"Nous n'avons pas beaucoup de temps, alors commençons", dit-il sans même attendre les questions des deux journalistes de l'AFP et du quotidien Les Echos. Si ce n'était sa tenue - jogging noir, sandales en plastique - on pourrait se croire à un conseil d'administration de Renault, Nissan ou Mitsubishi Motors, qu'il dirigeait avant son arrestation surprise le 19 novembre.
La salle, toute petite (6 m2 au maximum), est divisée en deux par une paroi transparente. D'un côté, Ghosn entouré d'un gardien prenant des notes sur un pupitre en bois et d'un second qui surveille l'heure, de l'autre, ses interlocuteurs. L'entretien se déroule en anglais pour que le gardien puisse comprendre. Ce parloir est situé au 10e étage de l'imposant établissement de Kosuge, dans le nord de la capitale, où l'ex-PDG de l'alliance automobile se trouve depuis plus de 70 jours.
Loin d'être sinistre, ce lieu ressemble davantage à un hôpital. Ici pas de barbelés, pas d'accès ultra-sécurisé: dans une grande salle d'attente d'une propreté impeccable, les visiteurs patientent sur des sièges en simili cuir, devant un grand écran de télévision diffusant émissions de cuisine ou débats du Parlement.

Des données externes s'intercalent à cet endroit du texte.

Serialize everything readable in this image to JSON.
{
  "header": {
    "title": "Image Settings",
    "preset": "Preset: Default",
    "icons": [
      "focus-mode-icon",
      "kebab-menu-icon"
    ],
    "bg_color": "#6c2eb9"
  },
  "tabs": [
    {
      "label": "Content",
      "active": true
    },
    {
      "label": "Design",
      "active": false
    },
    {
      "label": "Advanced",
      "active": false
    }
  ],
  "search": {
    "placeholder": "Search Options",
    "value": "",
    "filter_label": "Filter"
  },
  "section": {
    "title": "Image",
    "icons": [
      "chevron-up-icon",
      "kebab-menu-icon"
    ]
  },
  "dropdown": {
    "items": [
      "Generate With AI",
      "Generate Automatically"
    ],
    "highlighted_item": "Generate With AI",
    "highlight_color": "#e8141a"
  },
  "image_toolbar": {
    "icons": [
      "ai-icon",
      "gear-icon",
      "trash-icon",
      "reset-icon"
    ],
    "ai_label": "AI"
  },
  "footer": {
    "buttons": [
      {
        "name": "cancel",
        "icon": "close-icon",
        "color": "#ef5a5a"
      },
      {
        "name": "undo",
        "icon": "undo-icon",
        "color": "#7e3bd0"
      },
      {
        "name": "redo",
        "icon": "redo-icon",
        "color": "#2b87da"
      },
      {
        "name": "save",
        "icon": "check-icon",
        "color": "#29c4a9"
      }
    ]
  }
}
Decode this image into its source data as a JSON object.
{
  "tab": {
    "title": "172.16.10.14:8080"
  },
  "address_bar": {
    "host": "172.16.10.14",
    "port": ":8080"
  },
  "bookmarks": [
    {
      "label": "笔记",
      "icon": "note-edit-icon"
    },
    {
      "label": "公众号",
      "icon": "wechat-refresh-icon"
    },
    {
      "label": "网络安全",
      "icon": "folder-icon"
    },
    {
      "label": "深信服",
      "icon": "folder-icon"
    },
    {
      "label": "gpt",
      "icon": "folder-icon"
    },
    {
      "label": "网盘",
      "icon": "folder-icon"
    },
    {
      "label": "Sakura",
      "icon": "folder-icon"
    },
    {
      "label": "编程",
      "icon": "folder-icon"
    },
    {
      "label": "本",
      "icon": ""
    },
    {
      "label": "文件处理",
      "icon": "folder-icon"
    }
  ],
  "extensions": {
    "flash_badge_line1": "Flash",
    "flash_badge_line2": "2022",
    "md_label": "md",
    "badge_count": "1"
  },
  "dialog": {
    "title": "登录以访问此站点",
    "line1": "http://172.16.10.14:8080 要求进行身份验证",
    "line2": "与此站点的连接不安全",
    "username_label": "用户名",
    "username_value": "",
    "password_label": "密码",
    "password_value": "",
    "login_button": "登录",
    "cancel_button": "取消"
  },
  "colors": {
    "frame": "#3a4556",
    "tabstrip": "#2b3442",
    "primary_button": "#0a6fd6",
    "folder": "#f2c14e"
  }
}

Lire aussi : Le syndrome de Ghosn
Les gardiens, à la politesse toute japonaise, ont le sourire, tout comme les vendeuses d'une mini-supérette qui permet aux visiteurs d'acheter des produits pour leurs proches emprisonnés. Sur ses étals, toutes sortes de magazines exclusivement en japonais (sport, people, mangas), des snacks et friandises, des couvertures pour détenus frileux...
Comme dans tout lieu public japonais qui se respecte, il y a des consignes à parapluies, une cabine téléphonique, un fumoir. Les visiteurs remplissent une fiche: "nom du détenu: Carlos Ghosn". Le numéro 117 nous est attribué.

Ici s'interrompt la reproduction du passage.